Ouvrez le premier roman venu, vous êtes sûr d’y trouver, après
un titre plus ou moins prétentieux, quelque chose comme ceci : « Vers la fin du
mois d’octobre dernier, un jeune homme entra dans le Palais-Royal… »
ou, pour
varier : « Vers la fin du mois de septembre 1800, un étranger arriva devant le
palais des Tuileries… »
ou bien : « Assez, Caroline, voici la nuit ;
remettons à demain vos réflexions sur cette lecture… »
ou encore :
« Voyez ce brick ! il glisse bien timidement…, etc.43. »
Pourquoi user à satiété de
pareils moyens ? Cette simplicité modeste, la première qualité de l’exorde, s’accommode
mal de telles afféteries, surtout quand elles n’ont pas même le mérite de l’originalité.
Banalités pour banalités, je préfère deux débuts que je me permettrai d’indiquer à nos
romanciers, en souhaitant bien sincèrement à leurs ouvrages le mérite et le succès de
ceux dont j’extrais ces passages. Voici l’un : « Dans une bourgade de la Manche,
dont je ne veux pas me rappeler le nom, vivait, il n’y a pas longtemps, un
hidalgo… »
; et voici l’autre : « Blas de Santillane, mon père, après
avoir longtemps porté les armes, se
retira
dans la ville où il avait pris naissance. Il y épousa une petite bourgeoise, et je
vins au monde dix mois après leur mariage… »
Il est vrai que ces romans ne se
nomment ni Medianoche, ni le Chemin de traverse, ni
Coucaratcha, ni les Méandres, ni Sous
les tilleuls, ni Au jour le jour, etc., etc. Comparez à tout
cela les admirables expositions de certains romans de Walter Scott, et entre autres
celle d’Ivanhoe, le meilleur de tous. Il n’a pas toujours été aussi
heureux ; celle de Waverley, par exemple, est longue et pénible.
D’où vient la différence entre le début du drame et celui du poëme épique ? C’est que, dans le drame, le poëte ne parlant pas en son nom, mais faisant parler des personnages liés à une action, ne peut songer au spectateur, sans blesser toute vraisemblance.
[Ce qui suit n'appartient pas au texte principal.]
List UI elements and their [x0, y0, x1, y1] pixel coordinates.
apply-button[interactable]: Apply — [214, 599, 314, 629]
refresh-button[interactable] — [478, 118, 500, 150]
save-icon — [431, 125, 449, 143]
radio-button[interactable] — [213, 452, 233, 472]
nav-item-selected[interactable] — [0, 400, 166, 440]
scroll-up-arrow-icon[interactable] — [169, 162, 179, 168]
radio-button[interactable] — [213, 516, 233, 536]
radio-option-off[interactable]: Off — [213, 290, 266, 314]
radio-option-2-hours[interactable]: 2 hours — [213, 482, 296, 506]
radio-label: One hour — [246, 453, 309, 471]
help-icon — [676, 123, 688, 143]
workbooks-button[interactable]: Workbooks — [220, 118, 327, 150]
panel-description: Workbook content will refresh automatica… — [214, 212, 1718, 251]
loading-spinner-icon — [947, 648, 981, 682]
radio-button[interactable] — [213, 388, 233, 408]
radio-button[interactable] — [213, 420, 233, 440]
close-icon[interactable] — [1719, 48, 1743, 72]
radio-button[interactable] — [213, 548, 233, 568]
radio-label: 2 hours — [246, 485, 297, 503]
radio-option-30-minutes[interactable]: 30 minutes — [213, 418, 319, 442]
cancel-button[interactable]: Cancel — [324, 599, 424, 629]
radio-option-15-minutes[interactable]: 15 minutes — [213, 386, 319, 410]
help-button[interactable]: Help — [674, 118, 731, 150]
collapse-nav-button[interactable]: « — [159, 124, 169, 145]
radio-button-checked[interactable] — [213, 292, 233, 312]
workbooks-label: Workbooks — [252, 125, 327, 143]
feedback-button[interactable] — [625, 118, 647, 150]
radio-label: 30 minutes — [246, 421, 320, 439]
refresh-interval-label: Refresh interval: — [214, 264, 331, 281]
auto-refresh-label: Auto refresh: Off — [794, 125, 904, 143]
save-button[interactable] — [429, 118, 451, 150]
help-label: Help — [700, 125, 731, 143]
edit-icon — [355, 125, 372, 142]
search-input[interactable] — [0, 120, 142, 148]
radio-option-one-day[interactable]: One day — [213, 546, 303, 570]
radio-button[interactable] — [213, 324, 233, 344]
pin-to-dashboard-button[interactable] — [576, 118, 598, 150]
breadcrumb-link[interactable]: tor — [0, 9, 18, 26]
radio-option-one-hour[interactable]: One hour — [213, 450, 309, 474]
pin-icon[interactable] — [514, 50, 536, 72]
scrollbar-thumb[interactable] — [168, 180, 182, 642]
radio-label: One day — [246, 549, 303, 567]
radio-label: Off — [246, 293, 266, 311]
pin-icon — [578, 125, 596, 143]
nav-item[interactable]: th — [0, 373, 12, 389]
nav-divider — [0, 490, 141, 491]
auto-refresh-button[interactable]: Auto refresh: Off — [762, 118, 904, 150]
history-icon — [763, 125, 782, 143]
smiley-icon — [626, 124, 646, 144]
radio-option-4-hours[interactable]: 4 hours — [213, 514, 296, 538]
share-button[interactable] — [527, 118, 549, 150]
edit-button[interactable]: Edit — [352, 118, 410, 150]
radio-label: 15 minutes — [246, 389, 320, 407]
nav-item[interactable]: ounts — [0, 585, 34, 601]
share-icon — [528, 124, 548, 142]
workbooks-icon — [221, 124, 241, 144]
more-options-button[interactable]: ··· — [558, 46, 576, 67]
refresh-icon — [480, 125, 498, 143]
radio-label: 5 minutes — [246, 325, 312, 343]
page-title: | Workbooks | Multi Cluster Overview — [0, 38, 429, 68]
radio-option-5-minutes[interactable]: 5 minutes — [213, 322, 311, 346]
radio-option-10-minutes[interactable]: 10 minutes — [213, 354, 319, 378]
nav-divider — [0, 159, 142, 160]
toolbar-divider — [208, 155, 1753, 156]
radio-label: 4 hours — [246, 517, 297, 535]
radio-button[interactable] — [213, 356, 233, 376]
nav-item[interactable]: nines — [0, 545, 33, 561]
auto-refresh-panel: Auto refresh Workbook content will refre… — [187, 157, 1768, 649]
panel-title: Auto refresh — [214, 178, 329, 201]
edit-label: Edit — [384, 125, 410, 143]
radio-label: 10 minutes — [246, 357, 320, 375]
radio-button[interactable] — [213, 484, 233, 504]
Si, d’un côté, les prologues et les parabases de l’ancienne comédie rentraient dans les exigences du début, de l’autre, ils étaient contraires à la nature de la poésie dramatique. Pour elle le seul but de l’exorde, qu’elle appelle exposition, est de faire comprendre le sujet ou de s’emparer vivement de l’imagination. Les sympathies et l’attention du public sont acquises à qui lui prouve immédiatement que d’un divertissement il ne va pas lui faire une fatigue :
Que dès les premiers vers l’action préparéeSans peine du sujet aplanisse l’entrée..Le sujet n’est jamais assez tôt expliqué…
Cela ne signifie pas, bien entendu, qu’il soit permis de venir, à la façon des prologues d’Euripide et de plusieurs de nos modernes dramaturges, décliner tout bonnement son nom au parterre, et lui raconter gauchement son histoire, sous forme de monologue. La savante netteté de Racine dans Bajazet et dans Iphigénie, le grandiose d’Eschyle dans le Prométhée et les Euménides, ou de Voltaire dans Brutus, le saisissant de Shakspeare dans Hamlet et Macbeth, de Molière dans Tartufe et le Misanthrope : voilà les sommités de l’exposition dramatique44.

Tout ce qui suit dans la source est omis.